In vivo and ex vivo uptake of MC1RL-800 into tumor. A) Representative time-domain based fluorescence tomography image of MC1RL-800 accumulation in mouse xenograft tumors 2 hours after intravenous injection of 5 nmol/kg probe. A375 cells that constitutively express low levels of MC1R were used to form the low-expressing tumor (left flank) and A375/MC1R cells were used to form the high expressing tumor (right flank). Only the tumor areas were scanned. B) Top: In vivo tomographic slices (0.5 mm thickness) through the high-expression tumor from top to bottom (ordered from left to right).

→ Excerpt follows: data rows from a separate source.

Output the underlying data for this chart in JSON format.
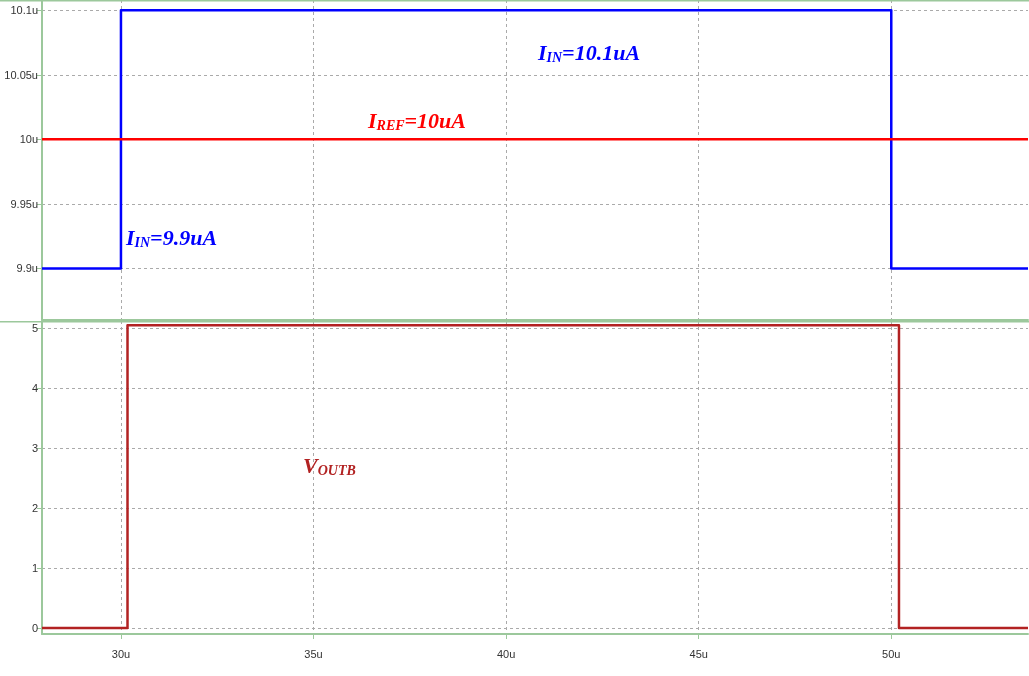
{
  "chart_data": [
    {
      "type": "line",
      "xlim": [
        27.95,
        53.55
      ],
      "ylim": [
        9.86,
        10.108
      ],
      "xticks": [
        {
          "value": 30,
          "label": null
        },
        {
          "value": 35,
          "label": null
        },
        {
          "value": 40,
          "label": null
        },
        {
          "value": 45,
          "label": null
        },
        {
          "value": 50,
          "label": null
        }
      ],
      "yticks": [
        {
          "value": 9.9,
          "label": "9.9u"
        },
        {
          "value": 9.95,
          "label": "9.95u"
        },
        {
          "value": 10,
          "label": "10u"
        },
        {
          "value": 10.05,
          "label": "10.05u"
        },
        {
          "value": 10.1,
          "label": "10.1u"
        }
      ],
      "tick_labels": "y",
      "grid": true,
      "marker": "none",
      "line_style": "solid",
      "series": [
        {
          "color": "#0000ff",
          "x": [
            27.95,
            30,
            30,
            50,
            50,
            53.55
          ],
          "values": [
            9.9,
            9.9,
            10.1,
            10.1,
            9.9,
            9.9
          ]
        },
        {
          "color": "#ff0000",
          "x": [
            27.95,
            53.55
          ],
          "values": [
            10,
            10
          ]
        }
      ],
      "annotations": [
        "I$_{IN}$=10.1uA",
        "I$_{REF}$=10uA",
        "I$_{IN}$=9.9uA"
      ]
    },
    {
      "type": "line",
      "xlim": [
        27.95,
        53.55
      ],
      "ylim": [
        -0.1,
        5.12
      ],
      "xticks": [
        {
          "value": 30,
          "label": "30u"
        },
        {
          "value": 35,
          "label": "35u"
        },
        {
          "value": 40,
          "label": "40u"
        },
        {
          "value": 45,
          "label": "45u"
        },
        {
          "value": 50,
          "label": "50u"
        }
      ],
      "yticks": [
        0,
        1,
        2,
        3,
        4,
        5
      ],
      "grid": true,
      "marker": "none",
      "line_style": "solid",
      "series": [
        {
          "color": "#b22222",
          "x": [
            27.95,
            30.17,
            30.17,
            50.2,
            50.2,
            53.55
          ],
          "values": [
            0,
            0,
            5.05,
            5.05,
            0,
            0
          ]
        }
      ],
      "annotations": [
        "V$_{OUTB}$"
      ]
    }
  ]
}
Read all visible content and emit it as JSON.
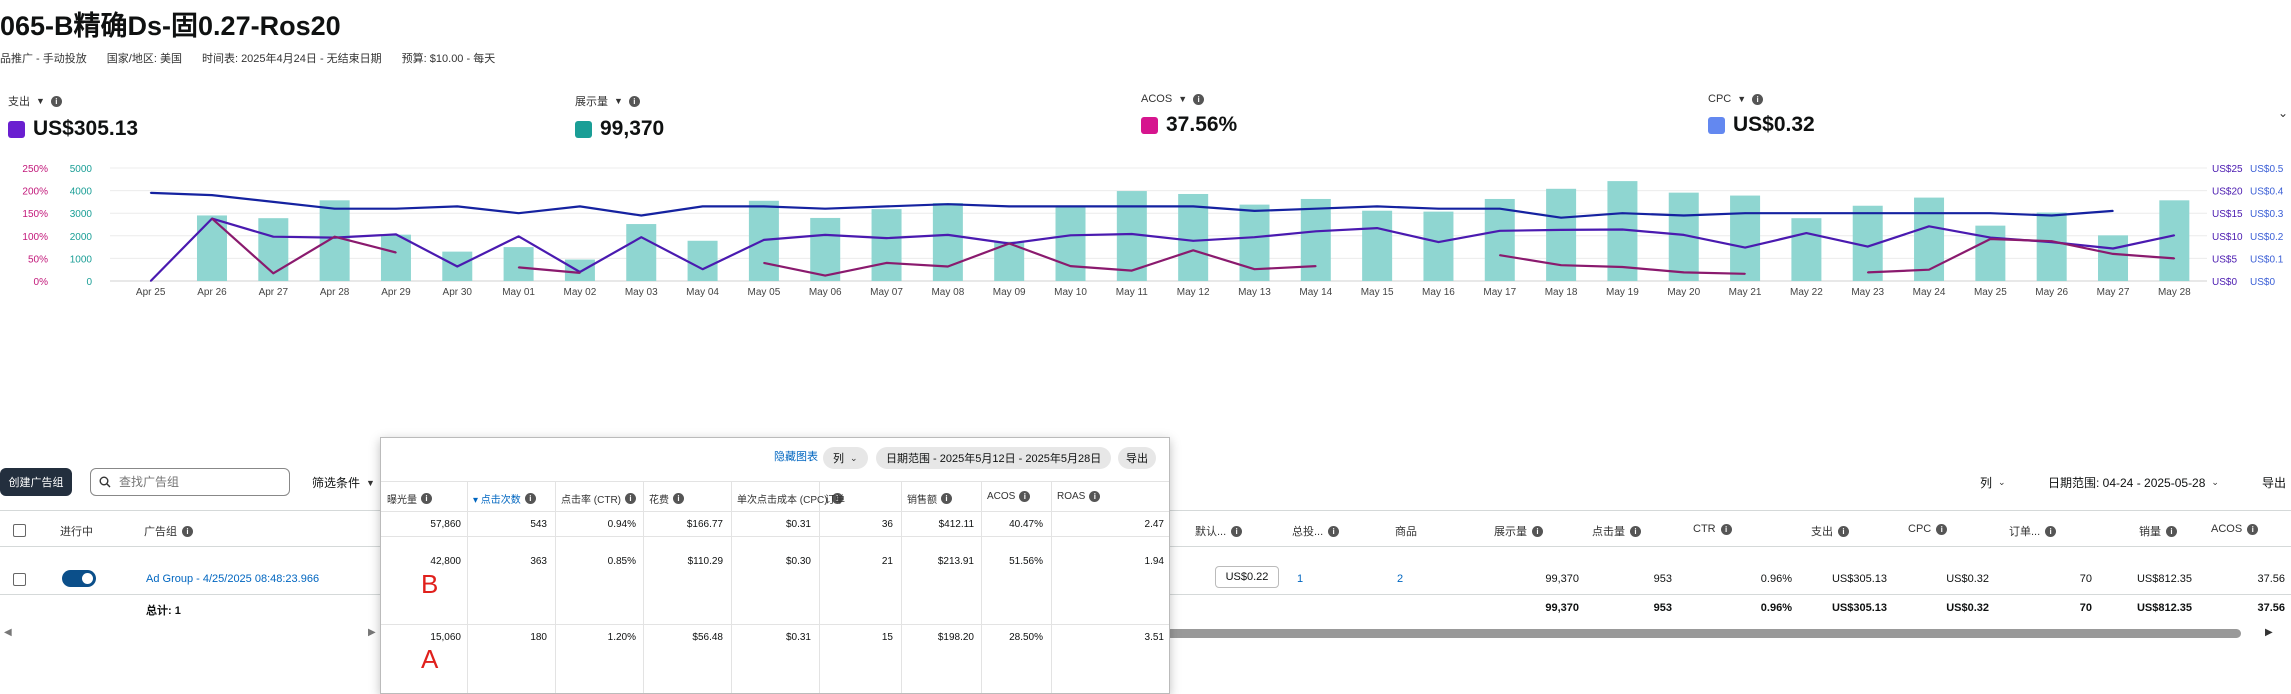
{
  "header": {
    "title": "065-B精确Ds-固0.27-Ros20",
    "campaign_type": "品推广 - 手动投放",
    "country": "国家/地区: 美国",
    "schedule": "时间表: 2025年4月24日 - 无结束日期",
    "budget": "预算: $10.00 - 每天"
  },
  "metrics": [
    {
      "label": "支出",
      "value": "US$305.13",
      "color": "#6a1fd0"
    },
    {
      "label": "展示量",
      "value": "99,370",
      "color": "#1a9e96"
    },
    {
      "label": "ACOS",
      "value": "37.56%",
      "color": "#d6158e"
    },
    {
      "label": "CPC",
      "value": "US$0.32",
      "color": "#6388f0"
    }
  ],
  "chart_data": {
    "type": "bar",
    "categories": [
      "Apr 25",
      "Apr 26",
      "Apr 27",
      "Apr 28",
      "Apr 29",
      "Apr 30",
      "May 01",
      "May 02",
      "May 03",
      "May 04",
      "May 05",
      "May 06",
      "May 07",
      "May 08",
      "May 09",
      "May 10",
      "May 11",
      "May 12",
      "May 13",
      "May 14",
      "May 15",
      "May 16",
      "May 17",
      "May 18",
      "May 19",
      "May 20",
      "May 21",
      "May 22",
      "May 23",
      "May 24",
      "May 25",
      "May 26",
      "May 27",
      "May 28"
    ],
    "axes": {
      "left_acos": {
        "ticks": [
          "0%",
          "50%",
          "100%",
          "150%",
          "200%",
          "250%"
        ],
        "range": [
          0,
          250
        ]
      },
      "left_impressions": {
        "ticks": [
          "0",
          "1000",
          "2000",
          "3000",
          "4000",
          "5000"
        ],
        "range": [
          0,
          5000
        ]
      },
      "right_spend": {
        "ticks": [
          "US$0",
          "US$5",
          "US$10",
          "US$15",
          "US$20",
          "US$25"
        ],
        "range": [
          0,
          25
        ]
      },
      "right_cpc": {
        "ticks": [
          "US$0",
          "US$0.1",
          "US$0.2",
          "US$0.3",
          "US$0.4",
          "US$0.5"
        ],
        "range": [
          0,
          0.5
        ]
      }
    },
    "grid": true,
    "series": [
      {
        "name": "展示量",
        "type": "bar",
        "color": "#8fd6d1",
        "values": [
          0,
          2900,
          2780,
          3570,
          2050,
          1300,
          1500,
          950,
          2520,
          1780,
          3550,
          2790,
          3180,
          3450,
          1740,
          3300,
          3980,
          3850,
          3380,
          3630,
          3110,
          3070,
          3630,
          4080,
          4420,
          3910,
          3780,
          2780,
          3330,
          3690,
          2450,
          3030,
          2020,
          3570
        ]
      },
      {
        "name": "CPC",
        "type": "line",
        "color": "#1522a0",
        "values": [
          0.39,
          0.38,
          0.35,
          0.32,
          0.32,
          0.33,
          0.3,
          0.33,
          0.29,
          0.33,
          0.33,
          0.32,
          0.33,
          0.34,
          0.33,
          0.33,
          0.33,
          0.33,
          0.31,
          0.32,
          0.33,
          0.32,
          0.32,
          0.28,
          0.3,
          0.29,
          0.3,
          0.3,
          0.3,
          0.3,
          0.3,
          0.29,
          0.31,
          null
        ]
      },
      {
        "name": "支出",
        "type": "line",
        "color": "#4a1ab0",
        "values": [
          0,
          13.8,
          9.8,
          9.6,
          10.3,
          3.2,
          9.9,
          2.0,
          9.7,
          2.6,
          9.1,
          10.2,
          9.5,
          10.2,
          8.3,
          10.1,
          10.4,
          8.9,
          9.7,
          11.0,
          11.7,
          8.6,
          11.1,
          11.3,
          11.4,
          10.2,
          7.4,
          10.6,
          7.6,
          12.1,
          9.6,
          8.6,
          7.2,
          10.1
        ]
      },
      {
        "name": "ACOS",
        "type": "line",
        "color": "#8a1a6e",
        "values": [
          null,
          138,
          17,
          98,
          63,
          null,
          30,
          18,
          null,
          null,
          40,
          12,
          40,
          32,
          83,
          33,
          23,
          68,
          26,
          33,
          null,
          null,
          57,
          35,
          31,
          19,
          16,
          null,
          19,
          25,
          93,
          88,
          60,
          50
        ]
      }
    ]
  },
  "toolbar": {
    "create_label": "创建广告组",
    "search_placeholder": "查找广告组",
    "filter_label": "筛选条件",
    "columns_label": "列",
    "date_range_label": "日期范围: 04-24 - 2025-05-28",
    "export_label": "导出"
  },
  "table": {
    "headers": {
      "active": "进行中",
      "ad_group": "广告组",
      "default_bid": "默认...",
      "total_targets": "总投...",
      "products": "商品",
      "impressions": "展示量",
      "clicks": "点击量",
      "ctr": "CTR",
      "spend": "支出",
      "cpc": "CPC",
      "orders": "订单...",
      "sales": "销量",
      "acos": "ACOS"
    },
    "row": {
      "ad_group": "Ad Group - 4/25/2025 08:48:23.966",
      "default_bid": "US$0.22",
      "total_targets": "1",
      "products": "2",
      "impressions": "99,370",
      "clicks": "953",
      "ctr": "0.96%",
      "spend": "US$305.13",
      "cpc": "US$0.32",
      "orders": "70",
      "sales": "US$812.35",
      "acos": "37.56"
    },
    "total": {
      "label": "总计: 1",
      "impressions": "99,370",
      "clicks": "953",
      "ctr": "0.96%",
      "spend": "US$305.13",
      "cpc": "US$0.32",
      "orders": "70",
      "sales": "US$812.35",
      "acos": "37.56"
    }
  },
  "popup": {
    "hide_chart": "隐藏图表",
    "columns": "列",
    "date_range": "日期范围 - 2025年5月12日 - 2025年5月28日",
    "export": "导出",
    "headers": [
      "曝光量",
      "点击次数",
      "点击率 (CTR)",
      "花费",
      "单次点击成本 (CPC)",
      "订单",
      "销售额",
      "ACOS",
      "ROAS"
    ],
    "rows": [
      [
        "57,860",
        "543",
        "0.94%",
        "$166.77",
        "$0.31",
        "36",
        "$412.11",
        "40.47%",
        "2.47"
      ],
      [
        "42,800",
        "363",
        "0.85%",
        "$110.29",
        "$0.30",
        "21",
        "$213.91",
        "51.56%",
        "1.94"
      ],
      [
        "15,060",
        "180",
        "1.20%",
        "$56.48",
        "$0.31",
        "15",
        "$198.20",
        "28.50%",
        "3.51"
      ]
    ],
    "annotations": [
      "B",
      "A"
    ]
  }
}
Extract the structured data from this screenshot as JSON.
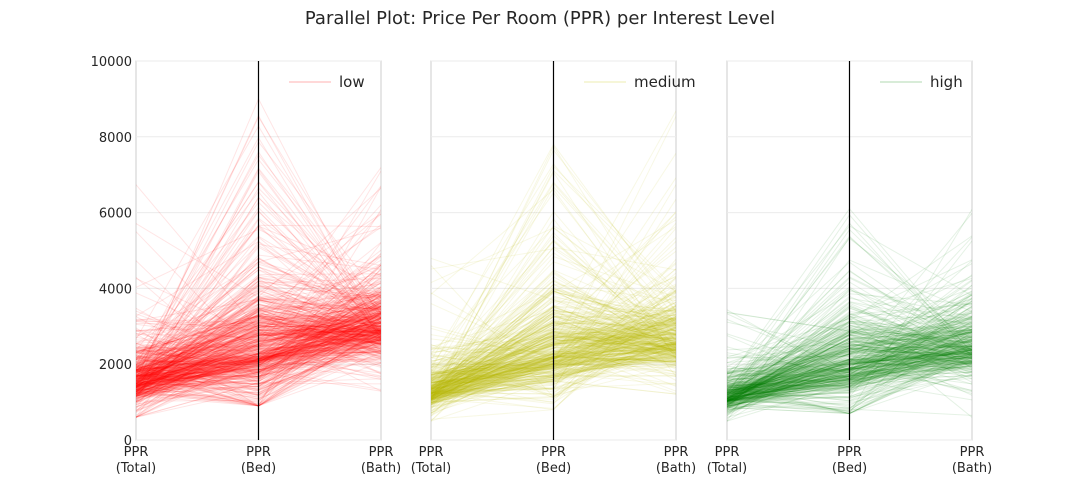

Below: Ex vivo surface radiance image of a center section from the high-expressing tumor (left) compared to the center slice from the in vivo tomographic image of the same tumor. An effort was made to maintain registration of the ex vivo section with the in vivo image slice. All analyses were performed using the Optix-MX3 Optiview Software (version 3.01). C) Ex vivo images of center sections from low- and high-expressing tumors with corresponding IHC staining of MC1R. D) Biodistribution of MC1RL-800 probe determined by quantification of ex vivo fluorescence values from the tumor, kidneys and liver at different time-points post-injection of 3 nmol/kg probe. No signal was detected in the heart, lung, brain and other organs (not shown). The values were normalized as percentage of the highest signal.

Figure 4

Mathematical modeling of MC1RL-800 uptake in the body. A) Graphical representation of the multi-compartment model used in this study. The targeted probe injected into the blood stream diffuses to all tissues in the mouse (NS Tissue), preferentially accumulating in the positive tumor in a specific and non-specific manner (Tumor SB and Tumor NSB). Targeted probe also accumulates in the kidney in a specific and non-specific way (Kidney SB and Kidney NSB), and is filtered into the bladder. B) Multi-compartmental model simulations of the pharmacokinetic distribution of probe over time at a range of dosages. On the left, the ex vivo imaging data for an injection of 3 nmol/kg were used to determine the model parameters with the best fit, the simulation (lines) overlay the data (points). In the middle and right are simulations of lower 1 nmol/kg and higher (10 nmol/kg) injected doses, respectively.

Figure 5

In vivo pharmacokinetics study of MC1RL-800. A) Plots of normalized fluorescence values for high- and low-expressing tumors and kidneys over a longitudinal time-course following administration of low (1 nmol/kg) and high (5 nmol/kg) doses of probe. Insets show representative normalized fluorescence intensity map overlays on visible light images of mice bearing bilateral flank xenograft tumors, 2 hours post intravenous injection of the probe that were acquired using the Optix-MX-3 instrument. B) A representative ex vivo fluorescence image (left) of kidney 2 hr after probe injection acquired using the IVIS 200 instrument and corresponding IHC stained sections of MC1R (center) and MC5R (right). C) Co-injection of 1 nmol/kg of MC5R specific ligand and 5 nmol/kg of MC1RL-800 (right image) to reduce kidney uptake of the probe. Inset shows representative normalized fluorescence intensity map overlays, 30 min post intravenous injection of the probe (control, left image) and probe plus MC5R ligand co-injection (right image). Images were acquired using the Optix-MX-3 instrument. Data represent mean ± s.d. NC: Normalized Counts.